Metrics (Liquidity) and a Review of Accounting in 2006 (#28)

In this episode, we review the key accounting events during the past year, and also discuss the key metrics for liquidity. Key points discussed concerning accounting events are:

  • Enron and Worldcom jail terms were handed down.

  • There were a series of stock option manipulation frauds.

  • The SEC issued new compensation disclosure rules.

  • FIN 46 was issued, involving off-balance sheet reporting requirements.

  • Issues with the existing lease and pension accounting standards were discussed.

  • The industry dealt with ongoing complaints about the requirements of Sarbanes-Oxley section 404, pertaining to systems of control.

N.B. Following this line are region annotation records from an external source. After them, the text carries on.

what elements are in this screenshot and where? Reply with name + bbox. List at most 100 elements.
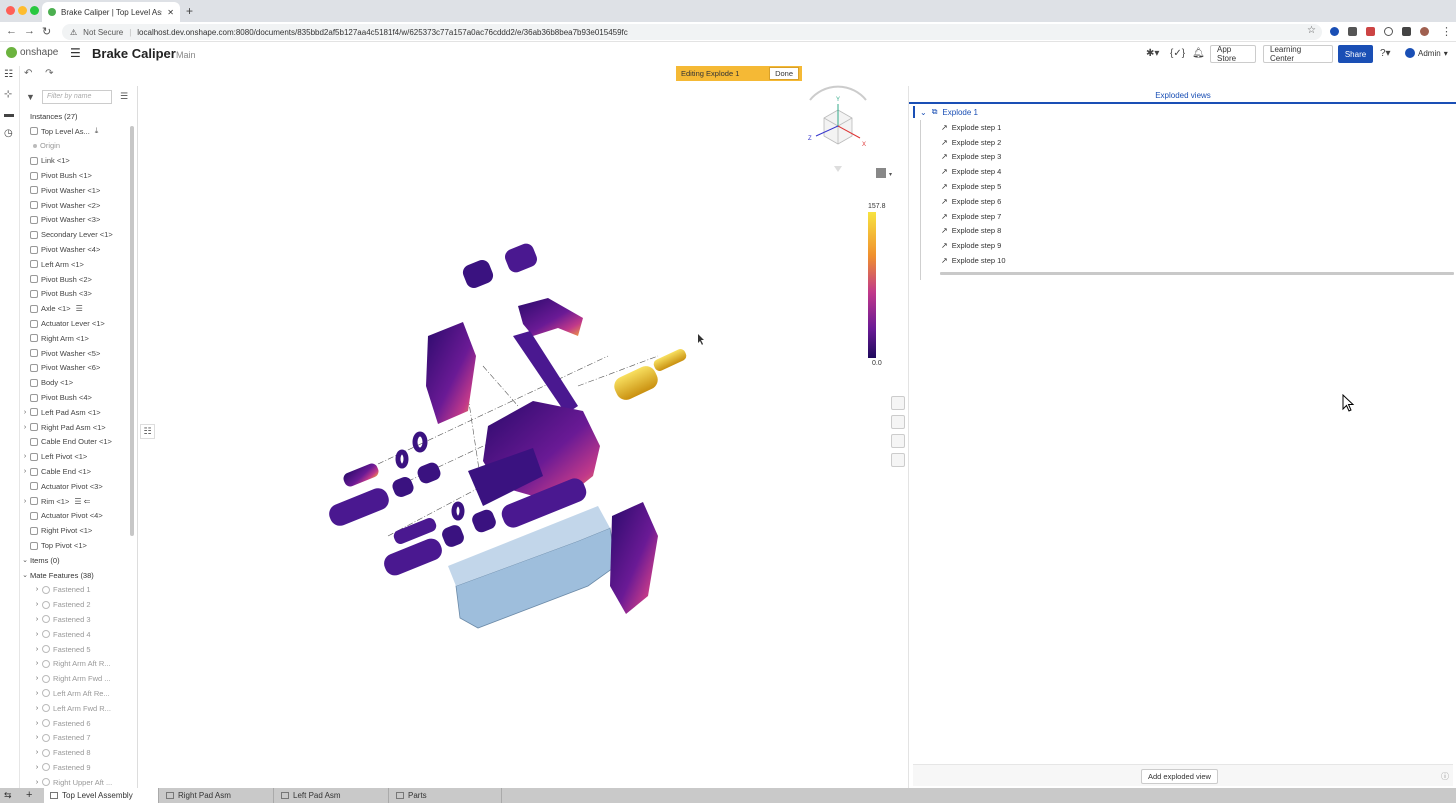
- expand-toggle-icon[interactable]: ›: [20, 468, 30, 475]
- mate-feature-item[interactable]: › Fastened 3: [20, 612, 132, 627]
- tree-item-extra-icon[interactable]: ⤓: [95, 126, 99, 136]
- tree-instance-item[interactable]: Actuator Lever <1>: [20, 316, 132, 331]
- measure-icon[interactable]: [891, 434, 905, 448]
- document-title[interactable]: Brake Caliper: [92, 46, 176, 61]
- tree-instance-item[interactable]: Pivot Washer <2>: [20, 198, 132, 213]
- tree-section-header[interactable]: ⌄ Items (0): [20, 553, 132, 568]
- view-options-icon[interactable]: ▾: [876, 168, 892, 178]
- bottom-tab[interactable]: Parts: [390, 788, 502, 803]
- explode-step-item[interactable]: ↗ Explode step 7: [941, 209, 1006, 224]
- bottom-tab[interactable]: Right Pad Asm: [160, 788, 274, 803]
- variables-icon[interactable]: {✓}: [1170, 48, 1185, 59]
- tree-instance-item[interactable]: Pivot Washer <4>: [20, 242, 132, 257]
- share-button[interactable]: Share: [1338, 45, 1373, 63]
- hamburger-menu-icon[interactable]: ☰: [70, 46, 81, 60]
- address-bar[interactable]: ⚠ Not Secure | localhost.dev.onshape.com…: [62, 24, 1322, 40]
- tree-instance-item[interactable]: Top Pivot <1>: [20, 538, 132, 553]
- tree-instance-item[interactable]: Origin: [20, 139, 132, 154]
- tree-item-extra-icon[interactable]: ☰ ⇐: [74, 497, 90, 506]
- graphics-viewport[interactable]: Y X Z ▾ 157.8 0.0: [138, 66, 908, 788]
- expand-toggle-icon[interactable]: ⌄: [20, 571, 30, 579]
- tree-instance-item[interactable]: › Cable End <1>: [20, 464, 132, 479]
- maximize-window-icon[interactable]: [30, 6, 39, 15]
- list-view-icon[interactable]: ☰: [120, 91, 128, 102]
- tree-instance-item[interactable]: Pivot Bush <4>: [20, 390, 132, 405]
- branch-label[interactable]: Main: [176, 50, 196, 60]
- right-arm-part[interactable]: [610, 502, 658, 614]
- explode-step-item[interactable]: ↗ Explode step 2: [941, 135, 1006, 150]
- tree-instance-item[interactable]: Actuator Pivot <3>: [20, 479, 132, 494]
- tree-instance-item[interactable]: Actuator Pivot <4>: [20, 509, 132, 524]
- help-icon[interactable]: ⓘ: [1441, 771, 1449, 782]
- tree-instance-item[interactable]: Top Level As... ⤓: [20, 124, 132, 139]
- mate-feature-item[interactable]: › Fastened 8: [20, 745, 132, 760]
- bug-icon[interactable]: ✱▾: [1146, 48, 1159, 59]
- chevron-down-icon[interactable]: ⌄: [920, 108, 927, 117]
- explode-step-item[interactable]: ↗ Explode step 5: [941, 179, 1006, 194]
- mate-feature-item[interactable]: › Right Arm Fwd ...: [20, 671, 132, 686]
- back-icon[interactable]: ←: [6, 25, 17, 37]
- mate-feature-item[interactable]: › Fastened 1: [20, 583, 132, 598]
- filter-input[interactable]: Filter by name: [42, 90, 112, 104]
- tree-instance-item[interactable]: › Left Pad Asm <1>: [20, 405, 132, 420]
- mate-feature-item[interactable]: › Fastened 9: [20, 760, 132, 775]
- explode-step-item[interactable]: ↗ Explode step 9: [941, 238, 1006, 253]
- tree-instance-item[interactable]: Pivot Bush <1>: [20, 168, 132, 183]
- extension-icon[interactable]: [1330, 27, 1339, 36]
- tree-instance-item[interactable]: Pivot Washer <1>: [20, 183, 132, 198]
- tree-instance-item[interactable]: › Rim <1> ☰ ⇐: [20, 494, 132, 509]
- expand-toggle-icon[interactable]: ⌄: [20, 556, 30, 564]
- add-exploded-view-button[interactable]: Add exploded view: [1141, 769, 1218, 784]
- help-icon[interactable]: ?▾: [1380, 48, 1391, 59]
- browser-tab[interactable]: Brake Caliper | Top Level Asse ✕: [42, 2, 180, 22]
- explode-step-item[interactable]: ↗ Explode step 3: [941, 150, 1006, 165]
- left-arm-part[interactable]: [426, 322, 476, 424]
- learning-center-button[interactable]: Learning Center: [1263, 45, 1333, 63]
- explode-root-item[interactable]: ⌄ ⧉ Explode 1: [913, 106, 978, 118]
- comments-icon[interactable]: ▬: [4, 109, 14, 120]
- bookmark-star-icon[interactable]: ☆: [1307, 25, 1316, 36]
- tree-instance-item[interactable]: › Left Pivot <1>: [20, 449, 132, 464]
- add-tab-icon[interactable]: +: [26, 789, 32, 801]
- link-part[interactable]: [518, 298, 583, 336]
- history-icon[interactable]: ◷: [4, 128, 13, 139]
- tree-instance-item[interactable]: › Right Pad Asm <1>: [20, 420, 132, 435]
- tree-instance-item[interactable]: Pivot Washer <5>: [20, 346, 132, 361]
- expand-toggle-icon[interactable]: ›: [20, 498, 30, 505]
- tree-instance-item[interactable]: Axle <1> ☰: [20, 301, 132, 316]
- new-tab-button[interactable]: +: [186, 4, 193, 18]
- mate-feature-item[interactable]: › Left Arm Fwd R...: [20, 701, 132, 716]
- left-pivots[interactable]: [326, 461, 442, 529]
- extension-icon[interactable]: [1348, 27, 1357, 36]
- assembly-render[interactable]: Y X Z ▾ 157.8 0.0: [138, 66, 908, 788]
- mate-feature-item[interactable]: › Fastened 4: [20, 627, 132, 642]
- tree-instance-item[interactable]: Secondary Lever <1>: [20, 227, 132, 242]
- tree-instance-item[interactable]: Body <1>: [20, 375, 132, 390]
- tree-section-header[interactable]: ⌄ Mate Features (38): [20, 568, 132, 583]
- filter-icon[interactable]: ▼: [26, 92, 35, 102]
- tree-instance-item[interactable]: Right Arm <1>: [20, 331, 132, 346]
- secondary-lever-part[interactable]: [513, 331, 578, 414]
- profile-avatar[interactable]: [1420, 27, 1429, 36]
- minimize-window-icon[interactable]: [18, 6, 27, 15]
- close-tab-icon[interactable]: ✕: [167, 8, 174, 17]
- user-menu[interactable]: Admin ▾: [1405, 48, 1448, 58]
- feature-tree-icon[interactable]: ☷: [4, 69, 13, 80]
- view-cube[interactable]: Y X Z: [808, 85, 867, 172]
- axle-part[interactable]: [611, 347, 688, 403]
- undo-icon[interactable]: ↶: [24, 68, 32, 79]
- redo-icon[interactable]: ↷: [45, 68, 53, 79]
- bottom-tab[interactable]: Top Level Assembly: [44, 788, 159, 803]
- app-store-button[interactable]: App Store: [1210, 45, 1256, 63]
- section-view-icon[interactable]: [891, 396, 905, 410]
- forward-icon[interactable]: →: [24, 25, 35, 37]
- tree-instance-item[interactable]: Pivot Bush <2>: [20, 272, 132, 287]
- extension-icon[interactable]: [1366, 27, 1375, 36]
- explode-step-item[interactable]: ↗ Explode step 1: [941, 120, 1006, 135]
- extension-icon[interactable]: [1384, 27, 1393, 36]
- tree-instance-item[interactable]: Right Pivot <1>: [20, 523, 132, 538]
- expand-toggle-icon[interactable]: ›: [20, 409, 30, 416]
- explode-step-item[interactable]: ↗ Explode step 8: [941, 224, 1006, 239]
- mate-feature-item[interactable]: › Fastened 2: [20, 597, 132, 612]
- tree-instance-item[interactable]: Link <1>: [20, 153, 132, 168]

Key points relating to the metrics for liquidity are:

  • The current ratio is not a useful indicator of liquidity, since it includes inventory, which is not liquid.

  • The quick ratio is better, since it removes inventory from the calculation.

  • A comparison of sales to assets can be plotted on a trend line; the proportion should be about the same over time.

  • The days of working capital ratio indicates the amount of working capital needed to support one day of sales.

  • The accounts receivable collection period indicates the average number of days during which an invoice is outstanding, before it is collected.

  • A comparison of sales to inventory can be plotted on a trend line, to indicate the ongoing investment level of a business in inventory.

  • The accounts payable days measurement can be plotted on a trend line to highlight any changes in payables duration.

  • The risky assets conversion ratio shows the percentage of low-value assets on a company’s balance sheet.